Question

If $ \cos \theta + \sin \theta = \sqrt 2 \cos \theta $ . Then show, $ \cos \theta - \sin \theta = \sqrt 2 \sin \theta $

Answer 1

Hint: The given question deals with basic simplification of trigonometric functions by using some of the simple trigonometric identities such as $ {\sin ^2}x + {\cos ^2}x = 1 $ . Basic algebraic rules and trigonometric identities are to be kept in mind while doing simplification in the given problem.

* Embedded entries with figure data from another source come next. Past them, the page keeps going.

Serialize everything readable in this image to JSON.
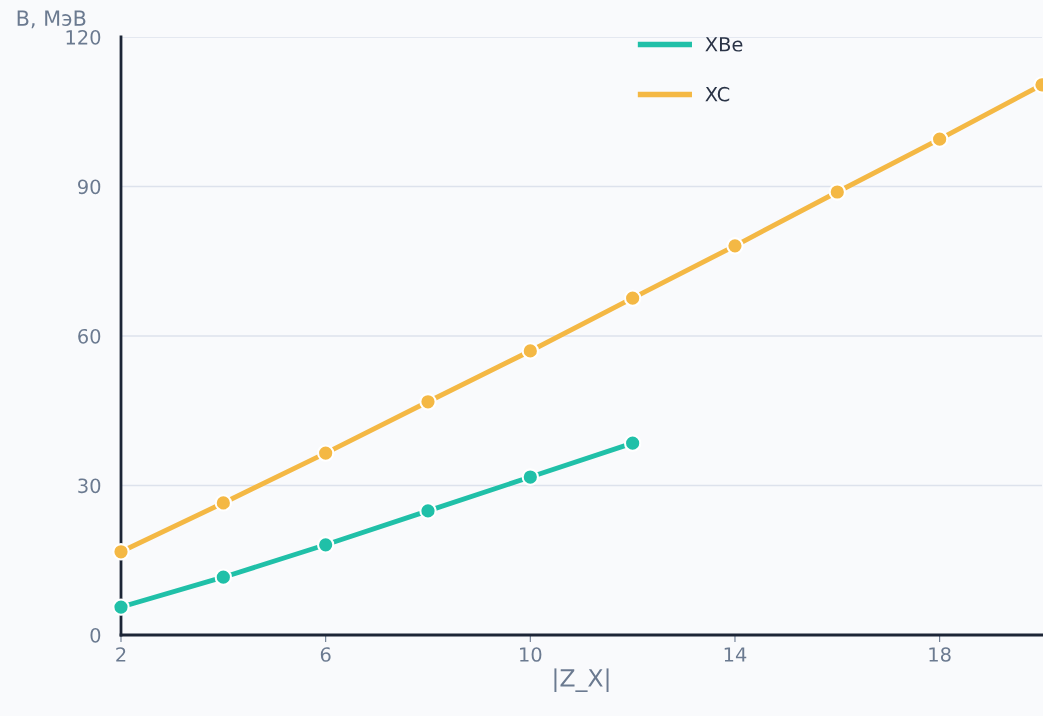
{
  "chart_data": {
    "type": "line",
    "xlabel": "|Z_X|",
    "ylabel": "B, МэВ",
    "x": [
      2,
      4,
      6,
      8,
      10,
      12,
      14,
      16,
      18,
      20
    ],
    "series": [
      {
        "name": "XBe",
        "color": "#20c0a8",
        "values": [
          5.6,
          11.6,
          18.1,
          24.9,
          31.7,
          38.5,
          null,
          null,
          null,
          null
        ]
      },
      {
        "name": "XC",
        "color": "#f4b844",
        "values": [
          16.7,
          26.5,
          36.5,
          46.8,
          57.0,
          67.6,
          78.1,
          88.9,
          99.5,
          110.4
        ]
      }
    ],
    "xlim": [
      2,
      20
    ],
    "xticks": [
      2,
      6,
      10,
      14,
      18
    ],
    "ylim": [
      0,
      120
    ],
    "yticks": [
      0,
      30,
      60,
      90,
      120
    ],
    "grid": "y",
    "legend": "top",
    "marker": "circle",
    "line_style": "solid"
  }
}
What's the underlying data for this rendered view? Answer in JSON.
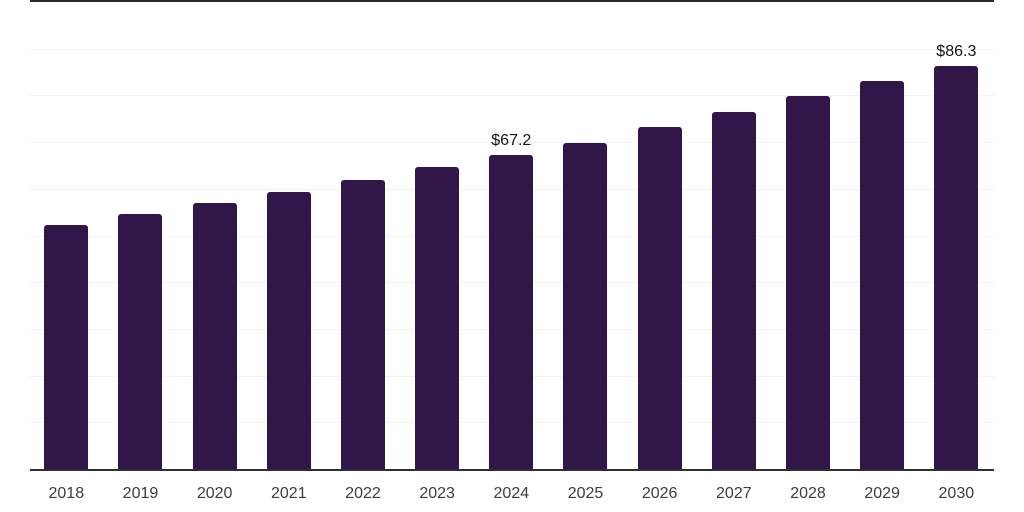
{
  "chart_data": {
    "type": "bar",
    "title": "",
    "xlabel": "",
    "ylabel": "",
    "categories": [
      "2018",
      "2019",
      "2020",
      "2021",
      "2022",
      "2023",
      "2024",
      "2025",
      "2026",
      "2027",
      "2028",
      "2029",
      "2030"
    ],
    "values": [
      52.3,
      54.6,
      57.0,
      59.4,
      61.9,
      64.6,
      67.2,
      69.9,
      73.3,
      76.4,
      79.8,
      83.1,
      86.3
    ],
    "data_labels": [
      "",
      "",
      "",
      "",
      "",
      "",
      "$67.2",
      "",
      "",
      "",
      "",
      "",
      "$86.3"
    ],
    "ylim": [
      0,
      100
    ],
    "gridline_step": 10,
    "grid": "horizontal",
    "y_tick_labels_visible": false,
    "legend_position": "none",
    "colors": {
      "bar": "#31164a",
      "axis_line": "#2e2e35",
      "top_rule": "#26262e",
      "gridline": "#f2f2f5",
      "value_label": "#141414",
      "tick_label": "#3d3d3d",
      "background": "#ffffff"
    }
  }
}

Complete step-by-step answer:
In the given problem, we are given a trigonometric equation $ \cos \theta + \sin \theta = \sqrt 2 \cos \theta $ and we have to prove another result using the given equation.
So, we have, $ \cos \theta + \sin \theta = \sqrt 2 \cos \theta $
Squaring both sides of the equation, we get,
 $ \Rightarrow {\left( {\cos \theta + \sin \theta } \right)^2} = {\left( {\sqrt 2 \cos \theta } \right)^2} $
Now, evaluating the square of the binomial term using the algebraic identity $ {\left( {a + b} \right)^2} = {a^2} + 2ab + {b^2} $ , we get,
 $ \Rightarrow {\cos ^2}\theta + {\sin ^2}\theta + 2\cos \theta \sin \theta = 2{\cos ^2}\theta $
Shifting all the terms to right side of the equation, we get,
 $ \Rightarrow 2{\cos ^2}\theta - \left( {{{\cos }^2}\theta + {{\sin }^2}\theta + 2\cos \theta \sin \theta } \right) = 0 $
Opening the brackets, we get,
\[ \Rightarrow 2{\cos ^2}\theta - {\cos ^2}\theta - {\sin ^2}\theta - 2\cos \theta \sin \theta = 0\]
Adding up all the like terms, we get,
\[ \Rightarrow {\cos ^2}\theta - {\sin ^2}\theta - 2\cos \theta \sin \theta = 0\]
Adding $ 2{\sin ^2}\theta $ on both sides of the equation, we get,
\[ \Rightarrow {\cos ^2}\theta - {\sin ^2}\theta - 2\cos \theta \sin \theta + 2{\sin ^2}\theta = 2{\sin ^2}\theta \]
Simplifying the equation further, we get,
\[ \Rightarrow {\cos ^2}\theta - 2\cos \theta \sin \theta + {\sin ^2}\theta = 2{\sin ^2}\theta \]
Now, using the algebraic identity $ {\left( {a - b} \right)^2} = {a^2} - 2ab + {b^2} $ , we can condense the left side of the above equation into a perfect square. So, we get,
\[ \Rightarrow {\left( {\cos \theta - \sin \theta } \right)^2} = 2{\sin ^2}\theta \]
Taking square root both sides of the equation, we get,
 \[ \Rightarrow \cos \theta - \sin \theta = \sqrt 2 \sin \theta \]
So, LHS $ = $ RHS.
Hence, $ \cos \theta - \sin \theta = \sqrt 2 \sin \theta $ if we are given $ \cos \theta + \sin \theta = \sqrt 2 \cos \theta $

Note: Given problem deals with Trigonometric functions. Besides these simple trigonometric formulae, trigonometric identities are also of significant use in such types of questions where we have to simplify trigonometric expressions with help of basic knowledge of algebraic rules and operations.